Il Nome della Rosa

 In LIFE

Ho finalmente capito da dove ha tratto ispirazione Umberto Eco quando, nella stesura del suo storico romanzo ambientato nel convento medievale, poi realizzato da Annaud con quella magistrale, impeccabile ed intensa interpretazione di Sean Connery, si è inventato il personaggio di Salvatore che nel film sembra una specie di gobbo di Notre-Dame, un po’ pazzo e balbuziente che mischia nel linguaggio una serie di lingue da risultare quasi incomprensbile.

Ho conosciuto in farmacia una bellissima bambina bionda con una di quelle parlantine che conosco bene, per ragioni quotidiane, che è entrata in farmacia accompagnata dalla mamma.

La mamma parlava con uno spiccato accento romano mentre le bambina le rispondeva con un netto accento … newyorkese! Fantastico!

Ora non è che è la prima volta che mi capita di assistere a un dialogo simile e mi sono divertito anche io a parlare con la bimba mischiando i due idiomi. Né mi meravigliava una mamma che parlava la propria lingua madre con la figlia. Sono cresciuto gomito a gomito con una famiglia di italo-americani, ormai sparsi tra le due coste degli Stati Uniti, Londra e Catania, anche loro emigranti e viaggiatori al tempo del web, e mi sono sempre scompisciato dalle risate quando ascoltavo padre e figlio discutere rispettivamente in siciliano e in inglese, simultaneamente!

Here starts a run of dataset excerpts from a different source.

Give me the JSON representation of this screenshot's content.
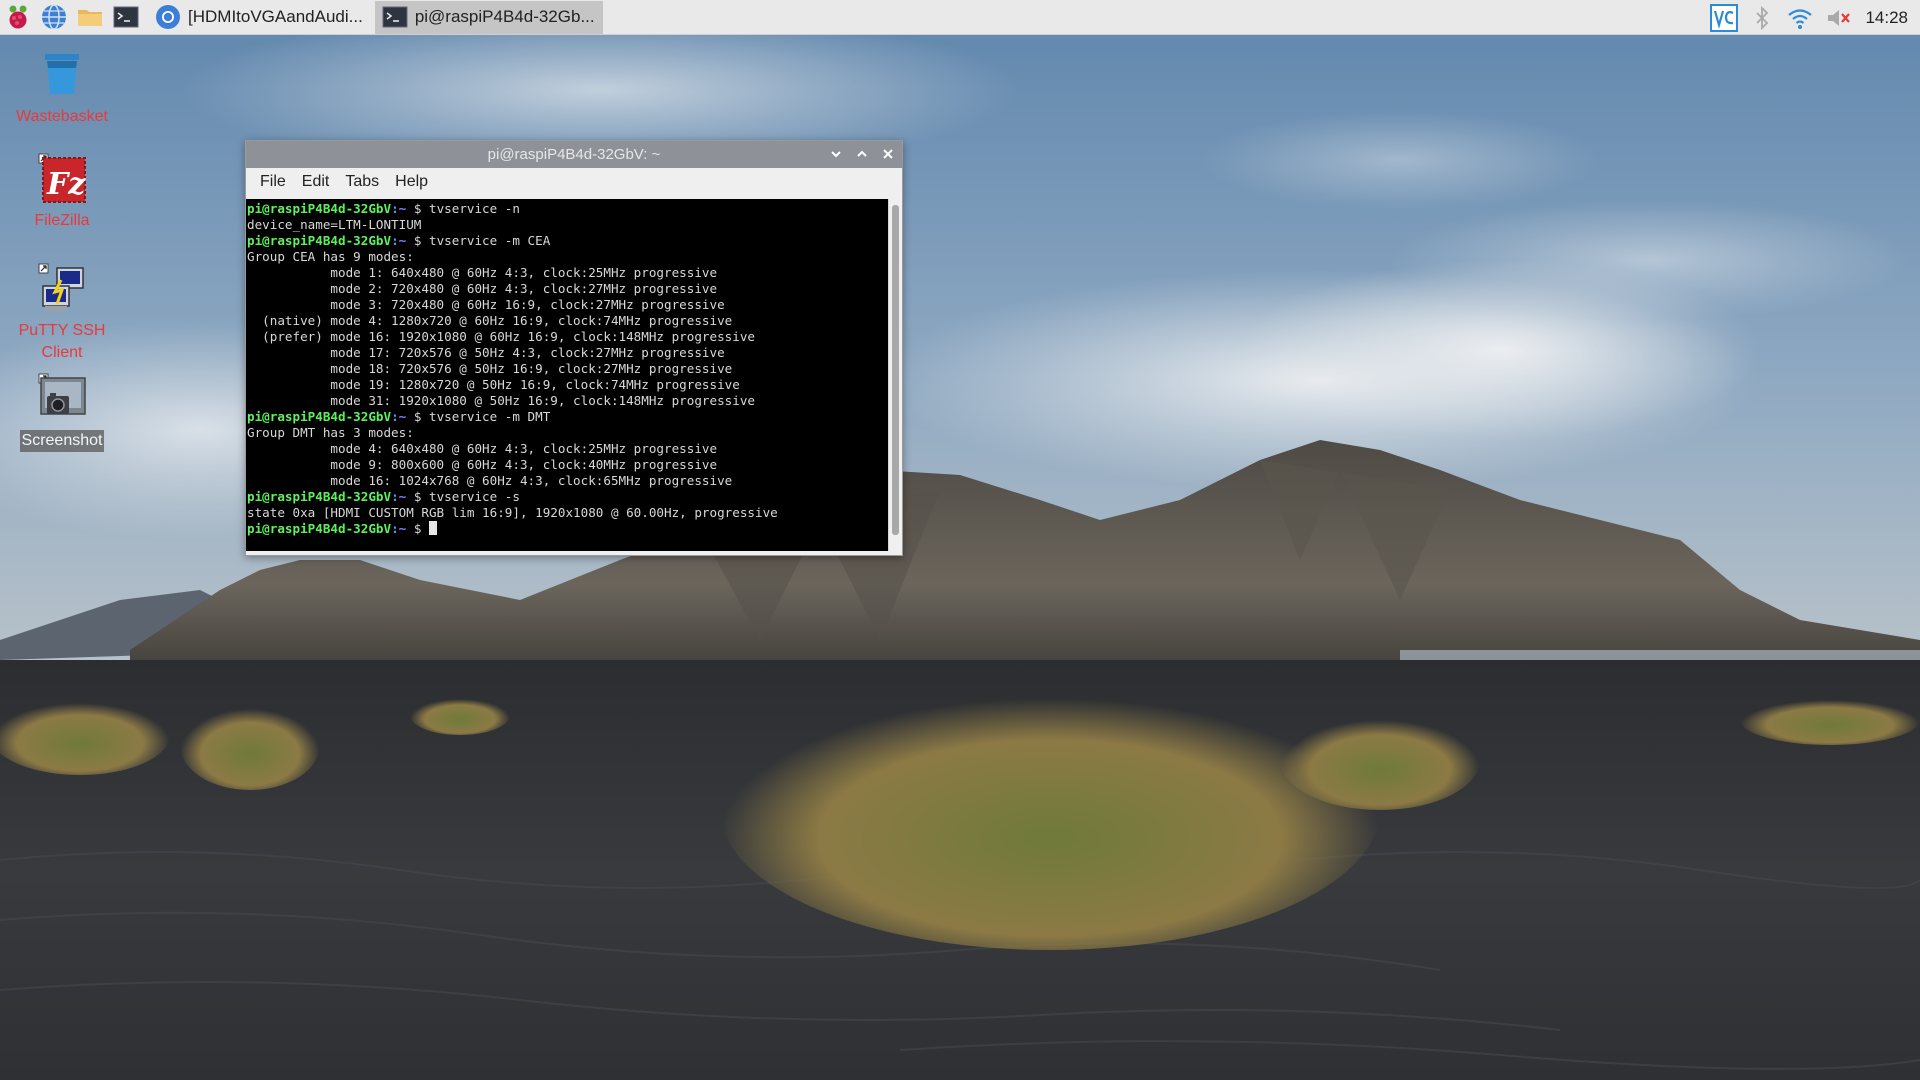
{
  "colors": {
    "prompt_user": "#5ef15e",
    "prompt_path": "#6a8cff",
    "terminal_bg": "#000000",
    "terminal_fg": "#d8d8d8",
    "panel_bg": "#e9e9e9",
    "desktop_label": "#e8393b"
  },
  "panel": {
    "launchers": [
      {
        "name": "raspberry-menu-icon"
      },
      {
        "name": "web-browser-icon"
      },
      {
        "name": "file-manager-icon"
      },
      {
        "name": "terminal-icon"
      }
    ],
    "tasks": [
      {
        "label": "[HDMItoVGAandAudi...",
        "icon": "chromium-icon",
        "active": false
      },
      {
        "label": "pi@raspiP4B4d-32Gb...",
        "icon": "terminal-icon",
        "active": true
      }
    ],
    "tray": [
      {
        "name": "vnc-icon"
      },
      {
        "name": "bluetooth-icon"
      },
      {
        "name": "wifi-icon"
      },
      {
        "name": "volume-muted-icon"
      }
    ],
    "clock": "14:28"
  },
  "desktop": {
    "icons": [
      {
        "label": "Wastebasket",
        "icon": "trash-icon"
      },
      {
        "label": "FileZilla",
        "icon": "filezilla-icon"
      },
      {
        "label": "PuTTY SSH Client",
        "icon": "putty-icon"
      },
      {
        "label": "Screenshot",
        "icon": "camera-icon",
        "selected": true
      }
    ]
  },
  "terminal": {
    "title": "pi@raspiP4B4d-32GbV: ~",
    "menu": [
      "File",
      "Edit",
      "Tabs",
      "Help"
    ],
    "prompt": {
      "user_host": "pi@raspiP4B4d-32GbV",
      "path": ":~",
      "symbol": " $ "
    },
    "lines": [
      {
        "type": "prompt",
        "cmd": "tvservice -n"
      },
      {
        "type": "out",
        "text": "device_name=LTM-LONTIUM"
      },
      {
        "type": "prompt",
        "cmd": "tvservice -m CEA"
      },
      {
        "type": "out",
        "text": "Group CEA has 9 modes:"
      },
      {
        "type": "out",
        "text": "           mode 1: 640x480 @ 60Hz 4:3, clock:25MHz progressive"
      },
      {
        "type": "out",
        "text": "           mode 2: 720x480 @ 60Hz 4:3, clock:27MHz progressive"
      },
      {
        "type": "out",
        "text": "           mode 3: 720x480 @ 60Hz 16:9, clock:27MHz progressive"
      },
      {
        "type": "out",
        "text": "  (native) mode 4: 1280x720 @ 60Hz 16:9, clock:74MHz progressive"
      },
      {
        "type": "out",
        "text": "  (prefer) mode 16: 1920x1080 @ 60Hz 16:9, clock:148MHz progressive"
      },
      {
        "type": "out",
        "text": "           mode 17: 720x576 @ 50Hz 4:3, clock:27MHz progressive"
      },
      {
        "type": "out",
        "text": "           mode 18: 720x576 @ 50Hz 16:9, clock:27MHz progressive"
      },
      {
        "type": "out",
        "text": "           mode 19: 1280x720 @ 50Hz 16:9, clock:74MHz progressive"
      },
      {
        "type": "out",
        "text": "           mode 31: 1920x1080 @ 50Hz 16:9, clock:148MHz progressive"
      },
      {
        "type": "prompt",
        "cmd": "tvservice -m DMT"
      },
      {
        "type": "out",
        "text": "Group DMT has 3 modes:"
      },
      {
        "type": "out",
        "text": "           mode 4: 640x480 @ 60Hz 4:3, clock:25MHz progressive"
      },
      {
        "type": "out",
        "text": "           mode 9: 800x600 @ 60Hz 4:3, clock:40MHz progressive"
      },
      {
        "type": "out",
        "text": "           mode 16: 1024x768 @ 60Hz 4:3, clock:65MHz progressive"
      },
      {
        "type": "prompt",
        "cmd": "tvservice -s"
      },
      {
        "type": "out",
        "text": "state 0xa [HDMI CUSTOM RGB lim 16:9], 1920x1080 @ 60.00Hz, progressive"
      },
      {
        "type": "prompt",
        "cmd": "",
        "cursor": true
      }
    ]
  }
}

Ricordo ancora lo sguardo un tantino perplesso di mia moglie, catanese d’adozione, e della nuora del mio amico, britannica, che con tutta la buona volontà potevano comprendere a pieno soltanto metà del discorso dei due…

Era surreale, lo ammetto, ma ti fa capire come l’essere umano – quando vuole comunicare – non si ferma certo alla lingua!

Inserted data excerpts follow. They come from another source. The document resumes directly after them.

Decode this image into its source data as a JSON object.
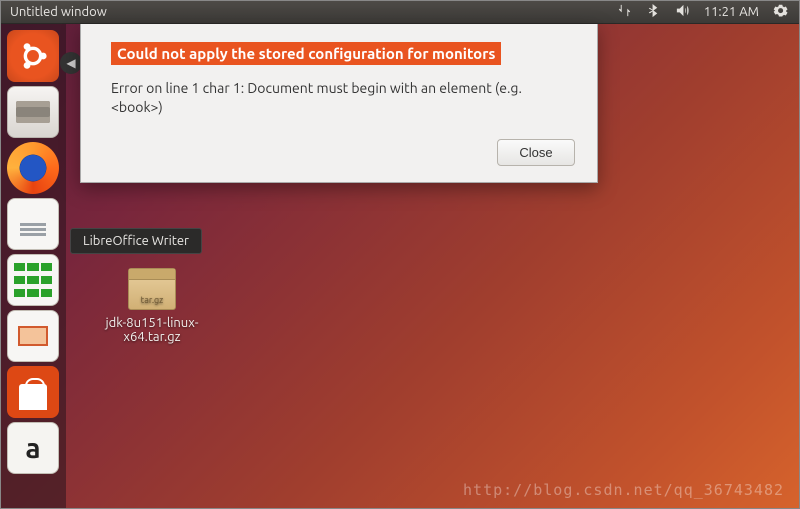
{
  "topbar": {
    "title": "Untitled window",
    "clock": "11:21 AM"
  },
  "dialog": {
    "headline": "Could not apply the stored configuration for monitors",
    "body": "Error on line 1 char 1: Document must begin with an element (e.g. <book>)",
    "close_label": "Close"
  },
  "tooltip": {
    "text": "LibreOffice Writer"
  },
  "desktop": {
    "file_label": "jdk-8u151-linux-x64.tar.gz",
    "archive_badge": "tar.gz"
  },
  "launcher": {
    "items": [
      {
        "name": "ubuntu-dash"
      },
      {
        "name": "files"
      },
      {
        "name": "firefox"
      },
      {
        "name": "libreoffice-writer"
      },
      {
        "name": "libreoffice-calc"
      },
      {
        "name": "libreoffice-impress"
      },
      {
        "name": "ubuntu-software"
      },
      {
        "name": "amazon"
      }
    ]
  },
  "watermark": "http://blog.csdn.net/qq_36743482"
}
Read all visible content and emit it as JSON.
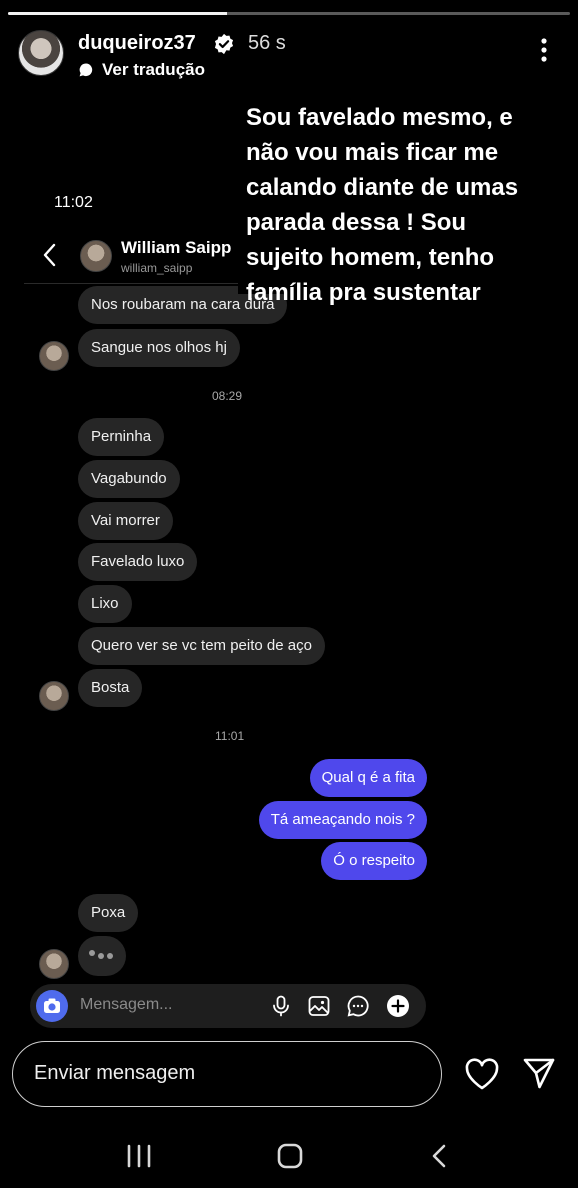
{
  "story": {
    "progress": 0.39,
    "username": "duqueiroz37",
    "time_ago": "56 s",
    "translate_label": "Ver tradução",
    "caption_lines": [
      "Sou favelado mesmo, e",
      "não vou mais ficar me",
      "calando diante de umas",
      "parada dessa ! Sou",
      "sujeito homem, tenho",
      "família pra sustentar"
    ]
  },
  "dm": {
    "status_time": "11:02",
    "contact_name": "William Saipp",
    "contact_handle": "william_saipp",
    "messages_a": [
      "Nos roubaram na cara dura",
      "Sangue nos olhos hj"
    ],
    "stamp_1": "08:29",
    "messages_b": [
      "Perninha",
      "Vagabundo",
      "Vai morrer",
      "Favelado luxo",
      "Lixo",
      "Quero ver se vc tem peito de aço",
      "Bosta"
    ],
    "stamp_2": "11:01",
    "messages_out": [
      "Qual q é a fita",
      "Tá ameaçando nois ?",
      "Ó o respeito"
    ],
    "messages_c": [
      "Poxa"
    ],
    "composer_placeholder": "Mensagem..."
  },
  "reply": {
    "placeholder": "Enviar mensagem"
  },
  "colors": {
    "outgoing_bubble": "#4f48ec",
    "incoming_bubble": "#262626",
    "camera_button": "#4f6bed"
  }
}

Ora la cosa che mi ha fatto spaccare dalle risate ascoltando la biondissima bimba è stato che lei parlava tranquillamente la sua lingua, decidendo di volta in volta come rispondere alla madre e spesso e volentieri mischiando parole e costruzioni. Mi sono reso conto che per lei italiano e inglese, lingue separate come le intendiamo noi, in realtà non esistono e la sua lingua è un perfetto miscuglio di entrambe.

Così quando la mamma le ha fatto osservare che il biberon in procinto di comprare non fosse un giocattolo e non serviva certo per l’Orange Juice, come la piccolina fermamente stava sostenendo, non soddisfatta della risposta della donna – sfinita dalla parlantina, doppia in questo caso! – che informava la prole che quell’aggeggio sarebbe servito per il latte, la biondina – perplessa – le ha chiesto: “Are you sure, mamma? For Latte? E Orange Juice?”.

La signora alla cassa mi ha consegnato carta di credito e scontrino e sono dovuto andare via ma è stata un’esperienza fantastica.

E pensare che in Italia ancora c’è chi pensa che sia inutile insegnare una lingua straniera all’asilo!